CHARENTON-LE-PONT, SAINT-MAURICE

Sade, notre voisin d’autrefois
par Françoise BOSMAN
(extrait)

 

En 1766, le marquis de Sade s’installe dans une maison louée à Arcueil. C’est là que tout commence : le libertinage non dissimulé, la rumeur de débauche qui s’enfle dans tout Paris.

La vie de Sade, l’amoureux de théâtre, se révèle être une succession de coups de théâtre.

Né le 2 juin 1740, descendant de la puissante famille des princes de Condé par sa mère et d’une vieille famille de nobles provençaux par son père, Louis Aldonze Donatien (déclaré par erreur Donatien Alphonse François) est élevé par les Jésuites à Louis-le-Grand.

Son père le marie contre son gré à une riche héritière. Dès lors, Donatien donnera libre cours à ses

sentiments et à ses penchants. Une réputation sulfureuse et même sanglante ne le quittera plus, et sa vie ne  sera plus qu’une succession de méprises et d’incompréhensions, tant dans sa vie réelle qu’à propos de sa création littéraire.

Dès les premiers scandales en 1763, la police surveille ses allées et venues. Le libertin a commencé d’écrire : la police veut l’homme et les papiers. Poursuites, perquisitions, condamnation à mort par contumace (1772) commuée en emprisonnement (1778), cavales et évasions ne cesseront plus. De plus en plus, l’écriture va remplacer l’absence tragique de liberté : l’écrivain se forge dans l’enfermement et le dénuement affectif total. La région Est de Paris l’agrippe définitivement. Prisonnier au fort de Vincennes à partir de 1777, il est embastillé de 1784 à 1789, interné un mois à Bicêtre le 14 mars 1803, puis à la maison de santé de Charenton1 jusqu’à sa mort le 2 décembre 1814.

Sade est un homme sans visage : aucun portrait n’est parvenu jusqu’à nous. Pourtant, le prix payé pour l’enfermement total est connu : accès de colère, crises de jalousie, idées fixes, ennui mortel, calculs rénaux, quasicécité, embonpoint, migraines, crises de goutte.

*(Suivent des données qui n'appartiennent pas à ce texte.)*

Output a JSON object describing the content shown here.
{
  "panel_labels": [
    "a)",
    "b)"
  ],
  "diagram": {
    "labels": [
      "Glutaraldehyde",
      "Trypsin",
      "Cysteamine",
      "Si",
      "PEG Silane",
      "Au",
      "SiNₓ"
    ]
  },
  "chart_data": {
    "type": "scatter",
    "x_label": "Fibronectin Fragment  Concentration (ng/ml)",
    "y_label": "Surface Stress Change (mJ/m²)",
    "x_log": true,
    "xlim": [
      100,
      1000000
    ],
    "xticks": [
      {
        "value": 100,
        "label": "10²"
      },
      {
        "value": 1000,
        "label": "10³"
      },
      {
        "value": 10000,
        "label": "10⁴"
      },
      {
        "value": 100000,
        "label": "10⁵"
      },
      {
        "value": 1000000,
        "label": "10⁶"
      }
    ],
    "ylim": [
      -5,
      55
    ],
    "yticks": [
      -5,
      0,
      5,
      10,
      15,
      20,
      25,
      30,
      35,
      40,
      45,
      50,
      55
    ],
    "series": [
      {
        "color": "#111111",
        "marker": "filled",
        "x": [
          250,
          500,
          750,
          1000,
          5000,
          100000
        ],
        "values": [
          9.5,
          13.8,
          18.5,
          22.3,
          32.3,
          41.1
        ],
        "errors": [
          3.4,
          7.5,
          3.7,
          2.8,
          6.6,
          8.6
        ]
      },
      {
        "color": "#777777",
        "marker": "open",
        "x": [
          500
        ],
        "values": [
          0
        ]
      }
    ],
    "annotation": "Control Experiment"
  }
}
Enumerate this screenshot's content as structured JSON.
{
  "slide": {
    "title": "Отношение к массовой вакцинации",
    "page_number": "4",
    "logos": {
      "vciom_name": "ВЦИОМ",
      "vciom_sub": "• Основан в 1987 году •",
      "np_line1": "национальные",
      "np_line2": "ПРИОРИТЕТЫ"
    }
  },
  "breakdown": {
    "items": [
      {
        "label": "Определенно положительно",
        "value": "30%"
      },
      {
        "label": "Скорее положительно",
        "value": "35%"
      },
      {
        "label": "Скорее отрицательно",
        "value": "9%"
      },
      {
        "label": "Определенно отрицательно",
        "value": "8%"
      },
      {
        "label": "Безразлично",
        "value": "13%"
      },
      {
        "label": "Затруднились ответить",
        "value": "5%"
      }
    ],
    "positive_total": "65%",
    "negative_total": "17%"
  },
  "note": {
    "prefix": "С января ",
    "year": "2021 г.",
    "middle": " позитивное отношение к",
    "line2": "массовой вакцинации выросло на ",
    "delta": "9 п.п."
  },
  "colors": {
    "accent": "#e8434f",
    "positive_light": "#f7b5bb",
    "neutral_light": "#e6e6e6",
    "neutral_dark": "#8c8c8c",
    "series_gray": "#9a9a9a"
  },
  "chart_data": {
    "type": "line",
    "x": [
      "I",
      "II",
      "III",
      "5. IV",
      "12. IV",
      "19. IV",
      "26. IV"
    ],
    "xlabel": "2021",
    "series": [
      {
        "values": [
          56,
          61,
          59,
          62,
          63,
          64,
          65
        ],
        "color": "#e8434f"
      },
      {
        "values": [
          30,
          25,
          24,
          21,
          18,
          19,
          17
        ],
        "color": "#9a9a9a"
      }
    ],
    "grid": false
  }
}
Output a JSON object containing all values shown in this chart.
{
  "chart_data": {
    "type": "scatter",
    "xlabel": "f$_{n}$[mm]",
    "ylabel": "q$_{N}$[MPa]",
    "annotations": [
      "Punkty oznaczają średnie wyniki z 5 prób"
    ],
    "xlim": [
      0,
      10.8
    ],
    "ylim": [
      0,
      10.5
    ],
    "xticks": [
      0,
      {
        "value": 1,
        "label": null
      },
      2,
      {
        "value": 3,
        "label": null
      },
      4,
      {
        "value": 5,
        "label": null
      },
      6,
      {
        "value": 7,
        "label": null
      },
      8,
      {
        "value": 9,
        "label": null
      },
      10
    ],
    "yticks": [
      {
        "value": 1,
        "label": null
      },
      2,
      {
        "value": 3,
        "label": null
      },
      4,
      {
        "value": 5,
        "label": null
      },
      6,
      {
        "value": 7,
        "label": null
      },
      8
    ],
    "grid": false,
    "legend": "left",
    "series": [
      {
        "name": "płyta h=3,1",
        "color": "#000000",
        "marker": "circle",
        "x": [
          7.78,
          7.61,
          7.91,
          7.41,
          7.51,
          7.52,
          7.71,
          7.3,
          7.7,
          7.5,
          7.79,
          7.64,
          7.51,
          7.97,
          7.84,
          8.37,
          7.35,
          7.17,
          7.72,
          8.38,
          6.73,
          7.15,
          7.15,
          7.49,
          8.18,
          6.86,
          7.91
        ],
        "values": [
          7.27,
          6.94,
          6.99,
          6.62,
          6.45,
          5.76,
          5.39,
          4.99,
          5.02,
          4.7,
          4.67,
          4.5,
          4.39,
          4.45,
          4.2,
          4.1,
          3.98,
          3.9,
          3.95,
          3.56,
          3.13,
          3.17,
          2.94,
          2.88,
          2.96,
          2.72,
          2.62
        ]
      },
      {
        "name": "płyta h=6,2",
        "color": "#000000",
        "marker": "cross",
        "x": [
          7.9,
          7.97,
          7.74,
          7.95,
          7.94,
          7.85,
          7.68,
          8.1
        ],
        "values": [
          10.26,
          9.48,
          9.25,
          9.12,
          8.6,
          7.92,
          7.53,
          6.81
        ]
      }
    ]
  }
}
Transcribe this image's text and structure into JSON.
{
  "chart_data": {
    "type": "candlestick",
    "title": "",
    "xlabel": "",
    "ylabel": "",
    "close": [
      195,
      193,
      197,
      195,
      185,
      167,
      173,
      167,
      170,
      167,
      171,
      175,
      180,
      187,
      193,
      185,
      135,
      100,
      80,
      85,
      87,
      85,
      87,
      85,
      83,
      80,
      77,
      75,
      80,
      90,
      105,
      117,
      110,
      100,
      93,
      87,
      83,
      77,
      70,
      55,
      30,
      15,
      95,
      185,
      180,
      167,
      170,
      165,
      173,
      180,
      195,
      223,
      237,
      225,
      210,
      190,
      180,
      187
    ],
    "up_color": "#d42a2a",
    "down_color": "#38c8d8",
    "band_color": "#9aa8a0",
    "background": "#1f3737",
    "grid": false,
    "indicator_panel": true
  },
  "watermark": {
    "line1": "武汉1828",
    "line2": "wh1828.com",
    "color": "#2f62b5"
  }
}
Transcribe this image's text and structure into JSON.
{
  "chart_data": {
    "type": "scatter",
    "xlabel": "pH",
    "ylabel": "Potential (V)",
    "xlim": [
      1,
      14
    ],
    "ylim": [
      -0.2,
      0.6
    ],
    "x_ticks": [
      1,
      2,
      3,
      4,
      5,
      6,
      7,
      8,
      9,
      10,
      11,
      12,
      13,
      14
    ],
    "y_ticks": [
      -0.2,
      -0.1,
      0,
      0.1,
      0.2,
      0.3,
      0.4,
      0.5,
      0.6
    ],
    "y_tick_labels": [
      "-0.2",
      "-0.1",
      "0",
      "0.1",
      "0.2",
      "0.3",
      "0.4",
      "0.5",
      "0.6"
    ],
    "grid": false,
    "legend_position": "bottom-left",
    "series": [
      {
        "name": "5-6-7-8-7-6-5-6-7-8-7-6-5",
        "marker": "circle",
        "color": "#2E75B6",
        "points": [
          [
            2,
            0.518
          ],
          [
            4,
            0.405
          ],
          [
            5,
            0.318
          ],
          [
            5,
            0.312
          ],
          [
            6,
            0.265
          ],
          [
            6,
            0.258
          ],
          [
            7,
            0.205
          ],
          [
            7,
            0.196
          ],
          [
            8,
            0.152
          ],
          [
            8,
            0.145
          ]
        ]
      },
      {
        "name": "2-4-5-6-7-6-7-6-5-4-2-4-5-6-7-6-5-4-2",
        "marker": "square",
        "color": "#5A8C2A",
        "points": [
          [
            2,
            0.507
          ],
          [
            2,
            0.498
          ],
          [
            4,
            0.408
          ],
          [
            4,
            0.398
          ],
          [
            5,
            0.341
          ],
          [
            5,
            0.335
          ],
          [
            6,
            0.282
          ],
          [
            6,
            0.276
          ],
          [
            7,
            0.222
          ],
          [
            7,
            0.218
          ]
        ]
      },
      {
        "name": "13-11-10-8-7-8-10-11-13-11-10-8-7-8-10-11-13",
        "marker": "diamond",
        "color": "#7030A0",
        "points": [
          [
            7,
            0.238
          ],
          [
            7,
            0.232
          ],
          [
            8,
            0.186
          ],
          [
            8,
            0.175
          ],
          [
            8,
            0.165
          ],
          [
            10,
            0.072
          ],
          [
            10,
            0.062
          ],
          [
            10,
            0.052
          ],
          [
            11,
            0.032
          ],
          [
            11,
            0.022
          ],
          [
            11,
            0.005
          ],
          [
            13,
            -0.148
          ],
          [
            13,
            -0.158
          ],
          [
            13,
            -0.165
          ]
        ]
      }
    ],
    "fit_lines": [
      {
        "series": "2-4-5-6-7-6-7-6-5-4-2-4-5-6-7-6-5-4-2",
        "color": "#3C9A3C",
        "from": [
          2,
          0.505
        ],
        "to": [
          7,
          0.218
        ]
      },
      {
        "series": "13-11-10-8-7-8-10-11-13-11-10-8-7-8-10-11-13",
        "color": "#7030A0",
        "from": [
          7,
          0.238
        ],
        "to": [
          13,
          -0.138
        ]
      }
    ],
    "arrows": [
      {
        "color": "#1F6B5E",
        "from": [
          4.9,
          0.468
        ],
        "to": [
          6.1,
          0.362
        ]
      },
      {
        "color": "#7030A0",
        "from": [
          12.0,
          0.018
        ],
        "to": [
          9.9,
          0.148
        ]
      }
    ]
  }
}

Seule l’écriture permet d’échapper à l’univers carcéral et délivre son esprit. Il faudra deux siècles pour comprendre qu’au-delà du libertinage des jeunes années, très conforme aux moeurs de son temps, le scandaleux marquis est bien ce qu’il avait toujours proclamé être : un homme de lettres, ainsi que le montrera pour la première fois maître Maurice Garçon lors de sa retentissante plaidoirie de 1956 en faveur de l’éditeur Jean-Jacques Pauvert poursuivi en correctionnelle pour avoir édité les oeuvres de Sade, un ensemble de contes, pièces de théâtre, écrits politiques, écrits philosophiques, écrits pornographiques et une prodigieuse correspondance.

Socialement modéré, Sade s’immerge pourtant dans la Révolution française : il devient président de la section des Piques, commissaire pour les hôpitaux, rapporteur pour le changement des noms de rues, rédige Idée sur le mode de la sanction des lois, déclame le 9 octobre 1793 l’hommage de Marat assassiné, Discours sur les mânes de Marat et de Le Pelletier.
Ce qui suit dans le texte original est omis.